Rumors spread through the perplexed crowd that there had been skirmishes between the police and the anarchist Black Bloc. Walter Reeves of Atlanta was holding an ice pack to his head, while he tried telling others what had happened. "After the cops boxed us in they just started shoving and clubbing up front," he said. "I was trying to cross the street and got hit and ended up on the ground."

The Washington D.C. police reported only four arrests yesterday, while the Independent Media Center pinned the number closer to fifteen, including one felony.

The reasons that people cited for having come were as diverse as their political affiliations. Terry Dix of Chatham, New York came with his thirteen-year-old son in a contingent of four full buses from the Albany area. Estimating that at least fifty percent of those he came with had never been to a protest before, Dix said he had come to be "witness to the fact that this is still an unresolved issue, and to recognize that there were irregularities in a great many states, including Florida. Even though the election issues seem resolved, we have to show that people are still concerned with this, and we are putting pressure on the legal front to make sure we get resolution."

Others had more pronounced goals. Amrit Chauhan drove nine hours to Detroit to register his discontent, and suggested that "we should push for [Bush's] resignation on the basis of him not having been elected by the people."
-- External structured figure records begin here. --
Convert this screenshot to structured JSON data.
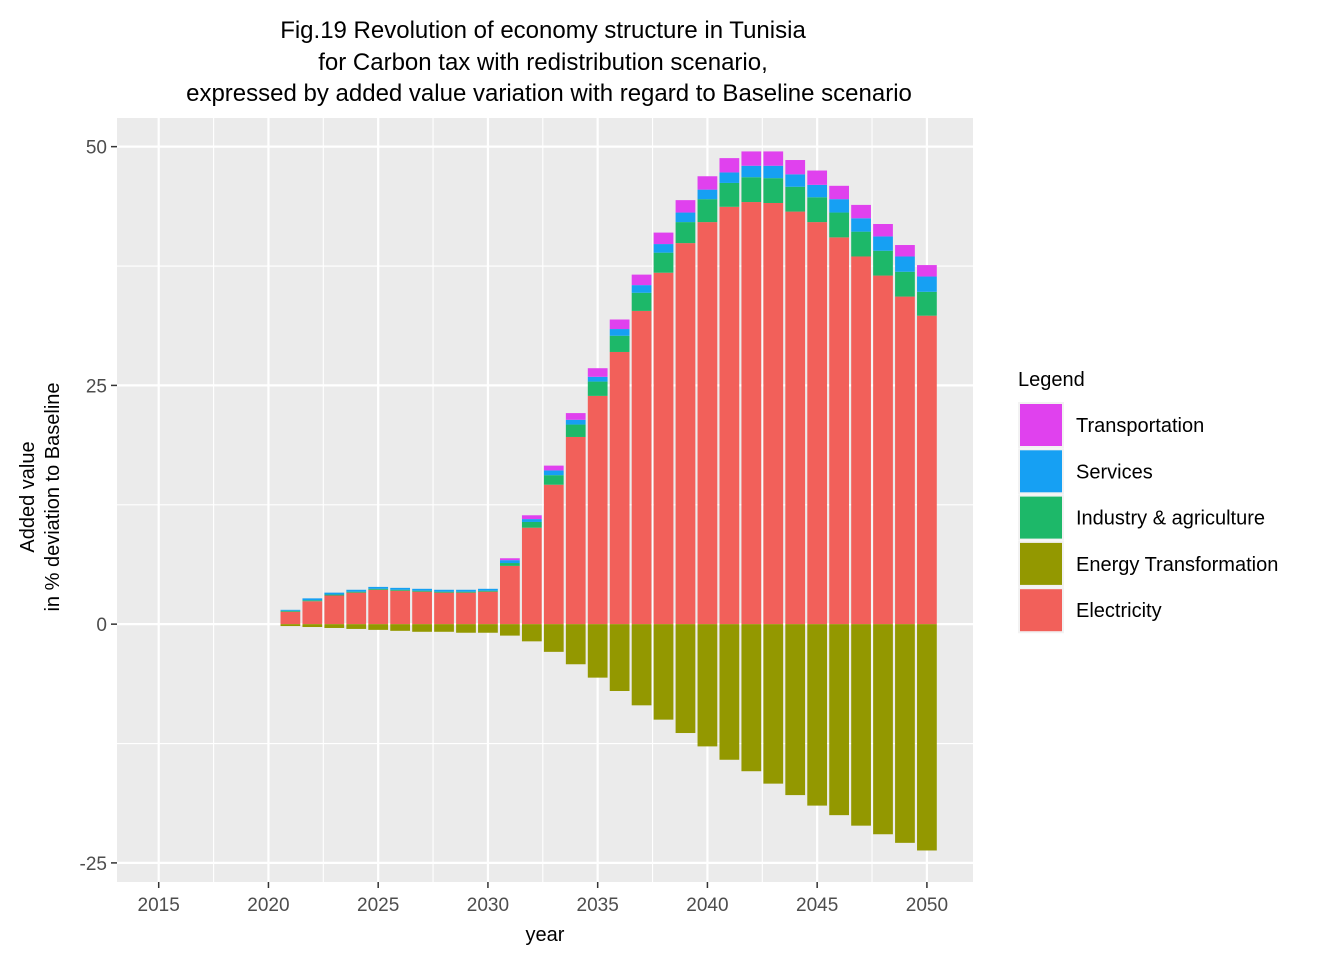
{
  "chart_data": {
    "type": "bar",
    "stacked": true,
    "title_lines": [
      "Fig.19 Revolution of economy structure in Tunisia",
      "for Carbon tax with redistribution scenario,",
      "expressed by added value variation with regard to Baseline scenario"
    ],
    "xlabel": "year",
    "ylabel_lines": [
      "Added value",
      "in % deviation to Baseline"
    ],
    "xlim": [
      2013.1,
      2052.1
    ],
    "ylim": [
      -27,
      53
    ],
    "x_ticks": [
      2015,
      2020,
      2025,
      2030,
      2035,
      2040,
      2045,
      2050
    ],
    "y_ticks": [
      -25,
      0,
      25,
      50
    ],
    "y_tick_labels": [
      "-25",
      "0",
      "25",
      "50"
    ],
    "grid": true,
    "legend_title": "Legend",
    "legend_position": "right",
    "x": [
      2021,
      2022,
      2023,
      2024,
      2025,
      2026,
      2027,
      2028,
      2029,
      2030,
      2031,
      2032,
      2033,
      2034,
      2035,
      2036,
      2037,
      2038,
      2039,
      2040,
      2041,
      2042,
      2043,
      2044,
      2045,
      2046,
      2047,
      2048,
      2049,
      2050
    ],
    "series": [
      {
        "name": "Transportation",
        "color": "#E041EE",
        "values": [
          0,
          0,
          0,
          0,
          0,
          0,
          0,
          0,
          0,
          0,
          0.2,
          0.4,
          0.5,
          0.7,
          0.9,
          1.0,
          1.1,
          1.2,
          1.3,
          1.4,
          1.5,
          1.5,
          1.5,
          1.5,
          1.5,
          1.4,
          1.4,
          1.3,
          1.2,
          1.2
        ]
      },
      {
        "name": "Services",
        "color": "#16A0F3",
        "values": [
          0.1,
          0.2,
          0.2,
          0.2,
          0.2,
          0.2,
          0.2,
          0.2,
          0.2,
          0.2,
          0.3,
          0.3,
          0.5,
          0.5,
          0.5,
          0.7,
          0.8,
          0.9,
          1.0,
          1.0,
          1.1,
          1.2,
          1.3,
          1.3,
          1.3,
          1.4,
          1.4,
          1.5,
          1.6,
          1.6
        ]
      },
      {
        "name": "Industry & agriculture",
        "color": "#1DB869",
        "values": [
          0.1,
          0.1,
          0.1,
          0.1,
          0.1,
          0.1,
          0.1,
          0.1,
          0.1,
          0.1,
          0.3,
          0.6,
          1.0,
          1.3,
          1.5,
          1.7,
          1.9,
          2.1,
          2.2,
          2.4,
          2.5,
          2.6,
          2.6,
          2.6,
          2.6,
          2.6,
          2.6,
          2.6,
          2.6,
          2.5
        ]
      },
      {
        "name": "Energy Transformation",
        "color": "#939800",
        "values": [
          -0.2,
          -0.3,
          -0.4,
          -0.5,
          -0.6,
          -0.7,
          -0.8,
          -0.8,
          -0.9,
          -0.9,
          -1.2,
          -1.8,
          -2.9,
          -4.2,
          -5.6,
          -7.0,
          -8.5,
          -10.0,
          -11.4,
          -12.8,
          -14.2,
          -15.4,
          -16.7,
          -17.9,
          -19.0,
          -20.0,
          -21.1,
          -22.0,
          -22.9,
          -23.7
        ]
      },
      {
        "name": "Electricity",
        "color": "#F2605A",
        "values": [
          1.3,
          2.4,
          3.0,
          3.3,
          3.6,
          3.5,
          3.4,
          3.3,
          3.3,
          3.4,
          6.1,
          10.1,
          14.6,
          19.6,
          23.9,
          28.5,
          32.8,
          36.8,
          39.9,
          42.1,
          43.7,
          44.2,
          44.1,
          43.2,
          42.1,
          40.5,
          38.5,
          36.5,
          34.3,
          32.3
        ]
      }
    ],
    "legend_order": [
      "Transportation",
      "Services",
      "Industry & agriculture",
      "Energy Transformation",
      "Electricity"
    ]
  }
}
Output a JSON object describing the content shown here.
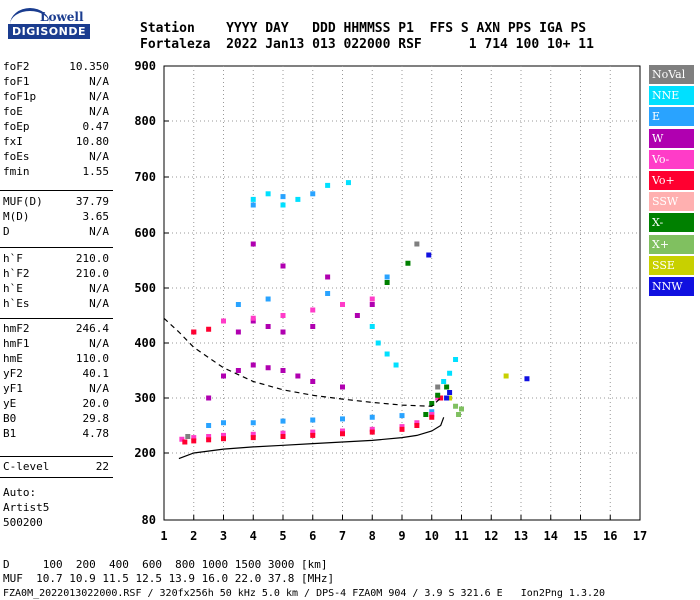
{
  "logo": {
    "line1": "Lowell",
    "line2": "DIGISONDE"
  },
  "header": {
    "row1": "Station    YYYY DAY   DDD HHMMSS P1  FFS S AXN PPS IGA PS",
    "row2": "Fortaleza  2022 Jan13 013 022000 RSF      1 714 100 10+ 11"
  },
  "params": [
    {
      "name": "foF2",
      "value": "10.350"
    },
    {
      "name": "foF1",
      "value": "N/A"
    },
    {
      "name": "foF1p",
      "value": "N/A"
    },
    {
      "name": "foE",
      "value": "N/A"
    },
    {
      "name": "foEp",
      "value": "0.47"
    },
    {
      "name": "fxI",
      "value": "10.80"
    },
    {
      "name": "foEs",
      "value": "N/A"
    },
    {
      "name": "fmin",
      "value": "1.55"
    },
    {
      "name": "MUF(D)",
      "value": "37.79"
    },
    {
      "name": "M(D)",
      "value": "3.65"
    },
    {
      "name": "D",
      "value": "N/A"
    },
    {
      "name": "h`F",
      "value": "210.0"
    },
    {
      "name": "h`F2",
      "value": "210.0"
    },
    {
      "name": "h`E",
      "value": "N/A"
    },
    {
      "name": "h`Es",
      "value": "N/A"
    },
    {
      "name": "hmF2",
      "value": "246.4"
    },
    {
      "name": "hmF1",
      "value": "N/A"
    },
    {
      "name": "hmE",
      "value": "110.0"
    },
    {
      "name": "yF2",
      "value": "40.1"
    },
    {
      "name": "yF1",
      "value": "N/A"
    },
    {
      "name": "yE",
      "value": "20.0"
    },
    {
      "name": "B0",
      "value": "29.8"
    },
    {
      "name": "B1",
      "value": "4.78"
    },
    {
      "name": "C-level",
      "value": "22"
    }
  ],
  "auto": {
    "line1": "Auto:",
    "line2": "Artist5",
    "line3": "500200"
  },
  "legend": [
    {
      "label": "NoVal",
      "color": "#7f7f7f"
    },
    {
      "label": "NNE",
      "color": "#00e0ff"
    },
    {
      "label": "E",
      "color": "#29a3ff"
    },
    {
      "label": "W",
      "color": "#b000b0"
    },
    {
      "label": "Vo-",
      "color": "#ff3cc8"
    },
    {
      "label": "Vo+",
      "color": "#ff0030"
    },
    {
      "label": "SSW",
      "color": "#ffb0b0"
    },
    {
      "label": "X-",
      "color": "#008000"
    },
    {
      "label": "X+",
      "color": "#80c060"
    },
    {
      "label": "SSE",
      "color": "#c8d000"
    },
    {
      "label": "NNW",
      "color": "#1010e0"
    }
  ],
  "footer": {
    "line1": "D     100  200  400  600  800 1000 1500 3000 [km]",
    "line2": "MUF  10.7 10.9 11.5 12.5 13.9 16.0 22.0 37.8 [MHz]",
    "line3": "FZA0M_2022013022000.RSF / 320fx256h 50 kHz 5.0 km / DPS-4 FZA0M 904 / 3.9 S 321.6 E   Ion2Png 1.3.20"
  },
  "chart_data": {
    "type": "scatter",
    "xlim": [
      1,
      17
    ],
    "ylim": [
      80,
      900
    ],
    "x_ticks": [
      "1",
      "2",
      "3",
      "4",
      "5",
      "6",
      "7",
      "8",
      "9",
      "10",
      "11",
      "12",
      "13",
      "14",
      "15",
      "16",
      "17"
    ],
    "y_ticks": [
      "80",
      "200",
      "300",
      "400",
      "500",
      "600",
      "700",
      "800",
      "900"
    ],
    "grid": "dotted",
    "legend_position": "right",
    "series": [
      {
        "name": "NNE",
        "color": "#00e0ff",
        "points": [
          [
            10.4,
            330
          ],
          [
            10.6,
            345
          ],
          [
            10.8,
            370
          ],
          [
            8.2,
            400
          ],
          [
            8.5,
            380
          ],
          [
            8.8,
            360
          ],
          [
            8.0,
            430
          ],
          [
            4.0,
            660
          ],
          [
            4.5,
            670
          ],
          [
            5.0,
            650
          ],
          [
            5.5,
            660
          ],
          [
            7.2,
            690
          ],
          [
            6.5,
            685
          ]
        ]
      },
      {
        "name": "E",
        "color": "#29a3ff",
        "points": [
          [
            2.5,
            250
          ],
          [
            3.0,
            255
          ],
          [
            4.0,
            255
          ],
          [
            5.0,
            258
          ],
          [
            6.0,
            260
          ],
          [
            7.0,
            262
          ],
          [
            8.0,
            265
          ],
          [
            9.0,
            268
          ],
          [
            10.0,
            275
          ],
          [
            10.5,
            300
          ],
          [
            4.0,
            650
          ],
          [
            5.0,
            665
          ],
          [
            6.0,
            670
          ],
          [
            3.5,
            470
          ],
          [
            4.5,
            480
          ],
          [
            6.5,
            490
          ],
          [
            8.5,
            520
          ]
        ]
      },
      {
        "name": "W",
        "color": "#b000b0",
        "points": [
          [
            3.0,
            340
          ],
          [
            3.5,
            350
          ],
          [
            4.0,
            360
          ],
          [
            4.5,
            355
          ],
          [
            5.0,
            350
          ],
          [
            5.5,
            340
          ],
          [
            6.0,
            330
          ],
          [
            7.0,
            320
          ],
          [
            3.5,
            420
          ],
          [
            4.0,
            440
          ],
          [
            4.5,
            430
          ],
          [
            5.0,
            420
          ],
          [
            6.0,
            430
          ],
          [
            7.5,
            450
          ],
          [
            2.0,
            420
          ],
          [
            8.0,
            470
          ],
          [
            2.5,
            300
          ],
          [
            4.0,
            580
          ],
          [
            5.0,
            540
          ],
          [
            6.5,
            520
          ]
        ]
      },
      {
        "name": "Vo-",
        "color": "#ff3cc8",
        "points": [
          [
            1.6,
            225
          ],
          [
            2.0,
            228
          ],
          [
            2.5,
            230
          ],
          [
            3.0,
            232
          ],
          [
            4.0,
            234
          ],
          [
            5.0,
            236
          ],
          [
            6.0,
            238
          ],
          [
            7.0,
            240
          ],
          [
            8.0,
            243
          ],
          [
            9.0,
            248
          ],
          [
            9.5,
            255
          ],
          [
            10.0,
            270
          ],
          [
            10.2,
            300
          ],
          [
            3.0,
            440
          ],
          [
            4.0,
            445
          ],
          [
            5.0,
            450
          ],
          [
            6.0,
            460
          ],
          [
            7.0,
            470
          ],
          [
            8.0,
            480
          ]
        ]
      },
      {
        "name": "Vo+",
        "color": "#ff0030",
        "points": [
          [
            1.7,
            220
          ],
          [
            2.0,
            222
          ],
          [
            2.5,
            224
          ],
          [
            3.0,
            226
          ],
          [
            4.0,
            228
          ],
          [
            5.0,
            230
          ],
          [
            6.0,
            232
          ],
          [
            7.0,
            235
          ],
          [
            8.0,
            238
          ],
          [
            9.0,
            243
          ],
          [
            9.5,
            250
          ],
          [
            10.0,
            265
          ],
          [
            10.3,
            300
          ],
          [
            2.0,
            420
          ],
          [
            2.5,
            425
          ]
        ]
      },
      {
        "name": "X-",
        "color": "#008000",
        "points": [
          [
            9.8,
            270
          ],
          [
            10.0,
            290
          ],
          [
            10.2,
            305
          ],
          [
            10.5,
            320
          ],
          [
            8.5,
            510
          ],
          [
            9.2,
            545
          ]
        ]
      },
      {
        "name": "X+",
        "color": "#80c060",
        "points": [
          [
            10.8,
            285
          ],
          [
            11.0,
            280
          ],
          [
            10.9,
            270
          ]
        ]
      },
      {
        "name": "SSE",
        "color": "#c8d000",
        "points": [
          [
            10.6,
            300
          ],
          [
            12.5,
            340
          ]
        ]
      },
      {
        "name": "NNW",
        "color": "#1010e0",
        "points": [
          [
            10.5,
            300
          ],
          [
            10.6,
            310
          ],
          [
            13.2,
            335
          ],
          [
            9.9,
            560
          ]
        ]
      },
      {
        "name": "NoVal",
        "color": "#7f7f7f",
        "points": [
          [
            1.8,
            230
          ],
          [
            9.5,
            580
          ],
          [
            10.2,
            320
          ]
        ]
      }
    ],
    "curves": [
      {
        "label": "profile",
        "style": "solid",
        "points": [
          [
            1.5,
            190
          ],
          [
            2.0,
            200
          ],
          [
            3.0,
            207
          ],
          [
            4.0,
            211
          ],
          [
            5.0,
            214
          ],
          [
            6.0,
            217
          ],
          [
            7.0,
            220
          ],
          [
            8.0,
            223
          ],
          [
            9.0,
            228
          ],
          [
            9.5,
            232
          ],
          [
            10.0,
            240
          ],
          [
            10.3,
            250
          ],
          [
            10.4,
            265
          ]
        ]
      },
      {
        "label": "MUF",
        "style": "dashed",
        "points": [
          [
            1.0,
            445
          ],
          [
            1.5,
            420
          ],
          [
            2.0,
            392
          ],
          [
            3.0,
            355
          ],
          [
            4.0,
            330
          ],
          [
            5.0,
            315
          ],
          [
            6.0,
            305
          ],
          [
            7.0,
            298
          ],
          [
            8.0,
            292
          ],
          [
            9.0,
            287
          ],
          [
            10.0,
            285
          ],
          [
            10.3,
            300
          ]
        ]
      }
    ]
  }
}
But overall, the protest was peaceful and symbolic, with sentiments especially rallied around the disenfranchisement of black voters and the Cabinet appointment of arch-conservative John Ashcroft. As the actual inaugural parade was set to begin, four of the six entry checkpoints were closed, so the lines to enter the parade route stretched for blocks. Once inside the heavily cordoned route, Texans in fur coats and heels mingled among protesters, and cheers volleyed with boos and hisses when the the new president passed in his armored limousine.

Perhaps the best gauge of the day's sentiments was Andy Lu, a Chinese immigrant who was selling commemorative inauguration T-shirts and baseball caps. By five in the afternoon, he still had stacks of them on his folding table, and in a state of exasperation, discounted his T-shirts to two for five dollars. There were still few takers. "Probably if I was selling anti-Bush shirts," he said, "I'd make a lot of money."